Estava pronto para o impacto, mas por medo de machucá-la, caso a experiência fosse pouca, resolvi testar o terreno primeiro. Enfiei um dedo para sentir a umidade e ela estava encharcada, quente como um forno. Mas, ao tentar deslizar o segundo dedo, senti uma resistência que não fazia sentido. Era apertado demais. Uma barreira que nenhum "serviço completo" de bordel deveria ter.
Parei o movimento. O sangue latejando na minha têmpora. Olhei para ela, que estava com o rosto se contorcendo de prazer, mordendo os lábios, mas com os olhos lacrimejando e os ombros tremendo.
— Céu... — minha voz saiu grave, de aviso. — Quantas vezes você já fez isso?
Ela virou o rosto devagar, os olhos nublados de desejo e um medo genuíno.
— Nenhuma.
O mundo parou. Sentei-me na cama de uma vez, passando a mão pelo cabelo, sentindo o choque percorrer minha espinha.

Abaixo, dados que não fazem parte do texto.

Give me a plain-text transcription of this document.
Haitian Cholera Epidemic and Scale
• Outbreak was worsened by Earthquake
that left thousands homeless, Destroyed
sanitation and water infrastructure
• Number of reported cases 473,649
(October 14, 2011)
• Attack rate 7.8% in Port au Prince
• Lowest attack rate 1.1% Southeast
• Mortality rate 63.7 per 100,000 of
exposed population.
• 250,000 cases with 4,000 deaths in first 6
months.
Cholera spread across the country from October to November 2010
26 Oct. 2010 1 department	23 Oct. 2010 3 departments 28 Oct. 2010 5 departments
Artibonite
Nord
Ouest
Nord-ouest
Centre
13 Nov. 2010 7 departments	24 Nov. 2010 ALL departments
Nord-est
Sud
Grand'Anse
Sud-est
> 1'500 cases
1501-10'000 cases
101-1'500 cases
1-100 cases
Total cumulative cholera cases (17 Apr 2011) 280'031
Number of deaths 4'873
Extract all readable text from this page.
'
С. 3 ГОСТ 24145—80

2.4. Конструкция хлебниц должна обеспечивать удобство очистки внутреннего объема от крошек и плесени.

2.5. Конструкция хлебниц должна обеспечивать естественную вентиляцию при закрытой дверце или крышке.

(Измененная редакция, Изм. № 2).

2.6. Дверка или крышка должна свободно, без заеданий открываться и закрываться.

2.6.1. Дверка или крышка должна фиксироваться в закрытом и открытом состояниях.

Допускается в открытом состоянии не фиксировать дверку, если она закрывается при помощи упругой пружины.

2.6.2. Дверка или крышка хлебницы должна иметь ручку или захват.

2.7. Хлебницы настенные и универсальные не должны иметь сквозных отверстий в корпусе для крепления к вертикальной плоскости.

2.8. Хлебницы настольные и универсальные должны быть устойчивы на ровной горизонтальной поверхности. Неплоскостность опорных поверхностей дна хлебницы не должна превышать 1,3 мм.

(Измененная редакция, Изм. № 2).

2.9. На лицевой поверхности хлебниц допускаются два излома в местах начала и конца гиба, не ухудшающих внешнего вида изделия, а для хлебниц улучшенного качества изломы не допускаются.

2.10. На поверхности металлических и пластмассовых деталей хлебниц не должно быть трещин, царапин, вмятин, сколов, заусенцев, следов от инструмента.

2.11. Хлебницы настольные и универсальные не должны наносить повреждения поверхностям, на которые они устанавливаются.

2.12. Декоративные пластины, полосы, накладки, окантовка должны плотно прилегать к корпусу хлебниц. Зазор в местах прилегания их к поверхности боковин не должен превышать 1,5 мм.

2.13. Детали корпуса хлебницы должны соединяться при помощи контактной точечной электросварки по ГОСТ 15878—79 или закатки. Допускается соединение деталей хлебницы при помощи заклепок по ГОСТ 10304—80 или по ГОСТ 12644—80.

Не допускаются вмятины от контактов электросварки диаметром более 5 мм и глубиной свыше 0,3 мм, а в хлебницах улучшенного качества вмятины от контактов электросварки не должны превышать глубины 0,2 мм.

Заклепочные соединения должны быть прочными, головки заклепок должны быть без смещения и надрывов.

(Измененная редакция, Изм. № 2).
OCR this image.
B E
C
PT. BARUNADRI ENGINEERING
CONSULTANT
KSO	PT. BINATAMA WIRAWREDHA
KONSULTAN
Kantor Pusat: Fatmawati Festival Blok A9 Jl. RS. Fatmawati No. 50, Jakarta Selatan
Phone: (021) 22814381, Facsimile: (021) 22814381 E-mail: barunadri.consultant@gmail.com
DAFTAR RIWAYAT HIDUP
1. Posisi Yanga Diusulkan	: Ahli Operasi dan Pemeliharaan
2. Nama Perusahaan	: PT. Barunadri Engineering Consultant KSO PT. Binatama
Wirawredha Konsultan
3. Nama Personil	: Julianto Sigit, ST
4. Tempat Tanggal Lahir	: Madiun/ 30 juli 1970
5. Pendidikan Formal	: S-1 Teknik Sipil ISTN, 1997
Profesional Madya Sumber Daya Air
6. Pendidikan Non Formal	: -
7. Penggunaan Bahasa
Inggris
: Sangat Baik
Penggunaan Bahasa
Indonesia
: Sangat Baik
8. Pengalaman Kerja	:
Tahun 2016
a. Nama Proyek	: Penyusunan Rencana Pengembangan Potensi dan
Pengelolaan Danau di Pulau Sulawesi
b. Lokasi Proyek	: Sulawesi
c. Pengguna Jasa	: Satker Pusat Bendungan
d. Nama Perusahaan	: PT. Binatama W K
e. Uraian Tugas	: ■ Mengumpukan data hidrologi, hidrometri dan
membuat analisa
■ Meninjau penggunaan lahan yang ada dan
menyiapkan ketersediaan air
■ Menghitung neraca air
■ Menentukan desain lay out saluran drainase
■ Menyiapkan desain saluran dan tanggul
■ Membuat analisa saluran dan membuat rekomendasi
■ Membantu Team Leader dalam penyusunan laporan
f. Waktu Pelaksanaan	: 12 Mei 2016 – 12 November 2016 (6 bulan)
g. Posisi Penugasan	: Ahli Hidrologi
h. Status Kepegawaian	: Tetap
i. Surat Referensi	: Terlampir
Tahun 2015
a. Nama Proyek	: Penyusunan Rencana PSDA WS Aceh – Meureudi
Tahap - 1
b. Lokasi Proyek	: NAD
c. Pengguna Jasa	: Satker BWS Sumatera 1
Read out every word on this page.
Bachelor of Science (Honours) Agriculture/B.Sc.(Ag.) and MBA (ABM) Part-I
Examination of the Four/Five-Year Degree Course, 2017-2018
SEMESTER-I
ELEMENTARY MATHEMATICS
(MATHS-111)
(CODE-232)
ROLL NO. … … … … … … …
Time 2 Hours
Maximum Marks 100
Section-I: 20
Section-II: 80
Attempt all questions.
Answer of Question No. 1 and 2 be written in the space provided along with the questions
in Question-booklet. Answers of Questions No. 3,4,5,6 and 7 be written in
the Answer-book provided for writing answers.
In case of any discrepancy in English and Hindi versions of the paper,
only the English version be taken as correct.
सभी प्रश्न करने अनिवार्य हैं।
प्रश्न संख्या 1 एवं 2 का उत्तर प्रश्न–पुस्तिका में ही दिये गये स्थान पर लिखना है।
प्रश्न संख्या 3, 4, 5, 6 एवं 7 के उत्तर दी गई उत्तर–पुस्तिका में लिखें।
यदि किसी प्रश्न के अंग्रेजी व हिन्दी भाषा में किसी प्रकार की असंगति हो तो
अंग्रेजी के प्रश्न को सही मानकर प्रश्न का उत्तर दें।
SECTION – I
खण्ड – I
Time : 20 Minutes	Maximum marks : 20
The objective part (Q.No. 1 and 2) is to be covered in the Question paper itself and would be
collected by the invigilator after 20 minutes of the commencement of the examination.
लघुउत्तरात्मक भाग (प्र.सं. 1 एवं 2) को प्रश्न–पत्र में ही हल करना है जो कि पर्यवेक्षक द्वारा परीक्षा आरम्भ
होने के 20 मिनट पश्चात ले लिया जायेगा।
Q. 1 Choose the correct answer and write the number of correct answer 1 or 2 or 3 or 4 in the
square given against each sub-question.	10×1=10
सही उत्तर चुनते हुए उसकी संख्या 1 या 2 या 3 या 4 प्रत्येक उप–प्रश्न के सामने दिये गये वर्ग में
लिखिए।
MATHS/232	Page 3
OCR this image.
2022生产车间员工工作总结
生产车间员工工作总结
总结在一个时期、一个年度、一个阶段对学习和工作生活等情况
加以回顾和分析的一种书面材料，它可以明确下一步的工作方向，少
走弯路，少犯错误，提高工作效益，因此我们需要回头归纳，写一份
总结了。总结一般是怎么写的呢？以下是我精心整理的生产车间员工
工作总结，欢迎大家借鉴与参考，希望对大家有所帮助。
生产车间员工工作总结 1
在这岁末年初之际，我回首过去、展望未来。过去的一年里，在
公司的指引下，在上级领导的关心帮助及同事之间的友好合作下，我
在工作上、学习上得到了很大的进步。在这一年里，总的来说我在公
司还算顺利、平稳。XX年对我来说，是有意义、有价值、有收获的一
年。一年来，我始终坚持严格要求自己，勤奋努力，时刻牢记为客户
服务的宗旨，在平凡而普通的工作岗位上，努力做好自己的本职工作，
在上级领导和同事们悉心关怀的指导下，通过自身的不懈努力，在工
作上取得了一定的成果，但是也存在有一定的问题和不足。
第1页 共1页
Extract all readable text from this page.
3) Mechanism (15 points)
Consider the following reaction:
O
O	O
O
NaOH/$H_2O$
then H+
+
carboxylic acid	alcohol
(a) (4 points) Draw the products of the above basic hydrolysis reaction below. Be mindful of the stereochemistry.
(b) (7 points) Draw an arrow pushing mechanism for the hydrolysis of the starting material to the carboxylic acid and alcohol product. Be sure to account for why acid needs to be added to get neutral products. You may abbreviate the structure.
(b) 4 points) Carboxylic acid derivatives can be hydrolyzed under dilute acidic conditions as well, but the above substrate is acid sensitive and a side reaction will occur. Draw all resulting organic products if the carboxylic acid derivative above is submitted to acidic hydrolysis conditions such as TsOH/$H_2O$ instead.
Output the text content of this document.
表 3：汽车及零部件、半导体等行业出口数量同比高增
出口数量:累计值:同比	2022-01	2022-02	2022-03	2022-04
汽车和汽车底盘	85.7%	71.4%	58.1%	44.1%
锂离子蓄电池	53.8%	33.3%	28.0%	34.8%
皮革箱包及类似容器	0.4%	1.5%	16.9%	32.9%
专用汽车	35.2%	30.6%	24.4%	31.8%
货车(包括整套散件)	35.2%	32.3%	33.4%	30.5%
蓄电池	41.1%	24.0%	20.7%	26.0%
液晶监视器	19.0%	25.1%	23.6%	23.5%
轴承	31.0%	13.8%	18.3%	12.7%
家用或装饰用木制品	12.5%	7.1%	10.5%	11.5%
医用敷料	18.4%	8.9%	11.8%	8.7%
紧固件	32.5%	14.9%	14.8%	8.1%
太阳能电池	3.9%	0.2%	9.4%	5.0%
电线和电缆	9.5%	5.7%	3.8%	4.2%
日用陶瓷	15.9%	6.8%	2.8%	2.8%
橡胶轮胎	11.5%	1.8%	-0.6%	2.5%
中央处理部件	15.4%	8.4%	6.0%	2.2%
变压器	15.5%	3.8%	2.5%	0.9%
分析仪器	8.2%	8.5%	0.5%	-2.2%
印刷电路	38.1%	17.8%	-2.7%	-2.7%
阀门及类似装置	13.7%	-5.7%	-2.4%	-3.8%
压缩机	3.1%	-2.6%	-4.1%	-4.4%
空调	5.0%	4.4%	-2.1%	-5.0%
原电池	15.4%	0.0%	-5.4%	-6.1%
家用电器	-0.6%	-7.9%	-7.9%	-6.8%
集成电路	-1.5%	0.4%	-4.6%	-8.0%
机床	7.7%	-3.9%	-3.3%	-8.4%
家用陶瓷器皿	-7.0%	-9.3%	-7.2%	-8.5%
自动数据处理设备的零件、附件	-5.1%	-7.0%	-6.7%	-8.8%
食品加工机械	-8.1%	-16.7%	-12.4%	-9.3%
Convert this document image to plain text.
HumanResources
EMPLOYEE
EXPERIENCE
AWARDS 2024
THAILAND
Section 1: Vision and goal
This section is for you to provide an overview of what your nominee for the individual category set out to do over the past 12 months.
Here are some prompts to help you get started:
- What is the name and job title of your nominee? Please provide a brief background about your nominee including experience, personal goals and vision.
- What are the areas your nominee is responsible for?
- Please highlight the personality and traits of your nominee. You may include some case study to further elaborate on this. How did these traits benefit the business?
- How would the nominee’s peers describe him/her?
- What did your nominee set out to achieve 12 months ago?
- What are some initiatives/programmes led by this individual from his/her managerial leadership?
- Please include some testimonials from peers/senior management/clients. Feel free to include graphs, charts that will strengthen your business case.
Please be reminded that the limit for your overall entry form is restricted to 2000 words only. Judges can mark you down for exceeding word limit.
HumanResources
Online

Olhei para aquela mulher maravilhosa, nua na minha frente, e a ficha caiu com o peso de uma viga de aço bem na minha cabeça.
— Puta que pariu... — soltei, encarando o teto.
Eu tinha levado uma virgem bêbada e pichada para a cama achando que era uma noite de vingança, mas acabei de descobrir que o projeto era um patrimônio histórico intocado. E agora? Meu pau latejando tanto que chegava a doer, e cobri o rosto com as mãos. Decepcionante.
— Você é virgem. E está bêbada pra cacete — rosnei para o teto. — Eu sou um canalha, mas não sou um estuprador.
— Não faz isso! — ela se sentou na cama com as apernas abertas com a buceta ali, exposta, vermelha e brilhando de excitação, um convite visual para a minha destruição e os seios fartos a mostra com os bicos rígidos. — Você deve morar nesse lugar porque atende velhas ricas, e todo tipo de pessoa e agora quer dar uma de santo? Eu tenho o dinheiro!
Olhei para aquilo, para ela, e juro que tive que fazer uma força sobre-humana para não me enterrar nela e esquecer o amanhã. Mas eu sou um Blackwood. Eu domino as situações, elas não me dominam.
— Vou fazer um café — anunciei, levantando-me e vestindo uma calça de moletom tentando ignorar a ereção que quase rasgava a malha — Você vai tomar, vai sobressaltar e, se amanhã você ainda quiser me pagar para eu te foder, a gente conversa.